15 Temmuz akşamı ülkemiz hain bir darbe girişimize maruz kalmış, Türkiye'nin ve Türk milletinin kalbi hançerlenmek istenmiştir. 

Milli devlet mekanizmaları bu girişimin ardından harekete geçmiş, Türk milletinin meydanlara çıkmasının verdiği destekle de bu darbe girişimi önlenmiştir. 

Yapılan müdahalenin ardından Fetullahçı Terör Örgütü olarak bilinen örgütün devlet içerisindeki yapılanması fişlenmeye başlanmıştır. Bu örgütün buralara yuvalanması ve bu örgütle ilgili geçmişte yapılan uyarılar hakkında söyleyecek çok şey var aslında. Mesela bu konuda Milliyetçi Hareket Partisi Devlet Bahçeli'nin 2011 yılında yaptığı uyarılar, bugünlerin olabileceğini işaret eder cinsten. Ancak şu an geçmişi konuşmak yerine, “Gelecek nasıl şekillenmeli? Neler yapılmalı?” gibi konuları konuşmak, vatan ve millet bekası adına daha isabetli olacaktır. Bugünden sonra, siyasi ikbal çıkarları bir kenara bırakılıp, ülke olarak birlikte hareket edilmeli ve yöneticilerimiz bir daha kanmamalı, kandırılmamalıdır!

Öncelikle, geçmiş yıllardan günümüze kadar, FETÖ'nün devlet içerisinde akıl almaz bir kadrolaşma yaptığı bugün net bir şekilde görülmüştür. Özellikle kilit noktaların, bu örgütün elinde olduğu anlaşılmıştır. Bu durum, Türkiye'nin tüm politikasını etkilemiştir. Terör örgütü PKK'nın da son yıllarda artan saldırılarında kesinlikle parmaklarının olduğunu düşünmekteyim. Özellikle dış politikayı da etkileyen müdahalelerin de bu örgüt tarafından yapıldığını söylemek doğru olacaktır. Cumhurbaşkanı Erdoğan'ın Rus uçağını düşüren pilotların bu örgüt üyesi olup olmadığı ile ilgili soruya, olabileceği yönünde cevap vermesi, bunun göstergesidir. Burada, son zamanlar ilişkilerin geliştiği Doğu bloğunda yer alan Rusya ile Türkiye'nin arasının açılıp, Türkiye'nin Amerika ekseninde yoluna devam etmesi noktasında bir mesaj verilmiş olabileceği ihtimali oldukça yüksek. Bunun gibi bir çok örnekle, dış politikada da müdahaleler yaparak Türkiye'nin yönünü karanlığa çevirmişlerdir. 

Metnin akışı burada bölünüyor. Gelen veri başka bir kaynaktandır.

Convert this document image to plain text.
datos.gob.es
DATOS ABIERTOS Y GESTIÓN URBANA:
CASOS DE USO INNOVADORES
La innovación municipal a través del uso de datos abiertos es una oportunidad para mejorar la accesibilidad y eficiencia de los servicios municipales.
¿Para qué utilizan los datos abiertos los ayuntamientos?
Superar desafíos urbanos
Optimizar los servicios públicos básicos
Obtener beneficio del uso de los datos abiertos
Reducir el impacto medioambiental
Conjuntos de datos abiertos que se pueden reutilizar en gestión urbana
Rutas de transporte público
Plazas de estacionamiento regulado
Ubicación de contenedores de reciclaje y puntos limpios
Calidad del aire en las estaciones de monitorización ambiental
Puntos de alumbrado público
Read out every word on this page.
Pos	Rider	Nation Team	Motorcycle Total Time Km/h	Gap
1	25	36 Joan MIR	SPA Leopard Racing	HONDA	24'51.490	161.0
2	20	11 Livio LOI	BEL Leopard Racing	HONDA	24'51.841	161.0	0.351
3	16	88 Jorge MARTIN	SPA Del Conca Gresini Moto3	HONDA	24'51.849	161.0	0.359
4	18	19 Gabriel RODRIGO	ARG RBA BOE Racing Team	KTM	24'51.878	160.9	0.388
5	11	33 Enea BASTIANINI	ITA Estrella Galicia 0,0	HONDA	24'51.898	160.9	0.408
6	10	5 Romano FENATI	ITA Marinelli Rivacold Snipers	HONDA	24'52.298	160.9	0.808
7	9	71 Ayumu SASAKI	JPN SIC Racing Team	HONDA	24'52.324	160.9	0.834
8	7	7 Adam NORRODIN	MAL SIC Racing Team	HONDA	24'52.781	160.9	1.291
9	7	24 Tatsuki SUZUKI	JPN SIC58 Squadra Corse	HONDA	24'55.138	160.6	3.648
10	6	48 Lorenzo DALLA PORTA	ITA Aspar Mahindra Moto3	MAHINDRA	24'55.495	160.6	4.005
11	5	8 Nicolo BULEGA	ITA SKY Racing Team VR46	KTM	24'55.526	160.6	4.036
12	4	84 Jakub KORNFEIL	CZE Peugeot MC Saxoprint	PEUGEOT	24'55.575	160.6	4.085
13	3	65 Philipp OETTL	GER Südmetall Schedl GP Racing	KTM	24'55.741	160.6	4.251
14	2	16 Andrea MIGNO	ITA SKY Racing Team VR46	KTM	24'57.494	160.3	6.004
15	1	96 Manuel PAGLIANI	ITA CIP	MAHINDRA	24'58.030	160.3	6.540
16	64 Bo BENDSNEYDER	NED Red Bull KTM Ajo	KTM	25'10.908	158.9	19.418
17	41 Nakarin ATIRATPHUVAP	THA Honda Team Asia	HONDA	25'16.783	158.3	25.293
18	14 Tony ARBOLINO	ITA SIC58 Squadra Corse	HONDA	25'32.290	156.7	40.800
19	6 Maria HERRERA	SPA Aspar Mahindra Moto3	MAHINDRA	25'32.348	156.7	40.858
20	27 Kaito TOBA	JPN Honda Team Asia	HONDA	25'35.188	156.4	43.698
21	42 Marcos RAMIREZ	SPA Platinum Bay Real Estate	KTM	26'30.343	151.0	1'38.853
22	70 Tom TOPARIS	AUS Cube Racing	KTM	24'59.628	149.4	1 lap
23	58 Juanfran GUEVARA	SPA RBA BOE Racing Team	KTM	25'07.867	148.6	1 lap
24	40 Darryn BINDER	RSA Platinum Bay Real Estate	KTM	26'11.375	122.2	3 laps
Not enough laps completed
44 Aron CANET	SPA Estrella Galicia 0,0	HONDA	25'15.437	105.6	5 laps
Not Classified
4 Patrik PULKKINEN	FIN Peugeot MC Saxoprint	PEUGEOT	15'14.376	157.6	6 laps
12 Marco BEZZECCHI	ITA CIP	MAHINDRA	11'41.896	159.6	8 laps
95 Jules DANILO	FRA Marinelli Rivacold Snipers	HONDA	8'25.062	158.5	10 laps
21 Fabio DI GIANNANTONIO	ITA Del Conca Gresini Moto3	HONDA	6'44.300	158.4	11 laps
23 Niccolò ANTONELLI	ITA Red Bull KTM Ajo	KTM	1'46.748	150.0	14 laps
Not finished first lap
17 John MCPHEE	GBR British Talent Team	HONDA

Önemli olan burada şudur ki; başta da ifade ettiğim üzere, Türkiye'yi yönetenler gerçekleri daha iyi görmüş ve bundan sonraki adımların nasıl atılması gerektiği noktasında önemli kararlar almaya başlamış olmaları gerekiyor. 

Özellikle, 15 Temmuz akşamı gerçekleştirilen darbe girişiminde, MHP Genel Başkanı Devlet Bahçeli'nin tutumu, girişimin sonucu açısından önemli bir adım olarak tarihe geçmiştir. 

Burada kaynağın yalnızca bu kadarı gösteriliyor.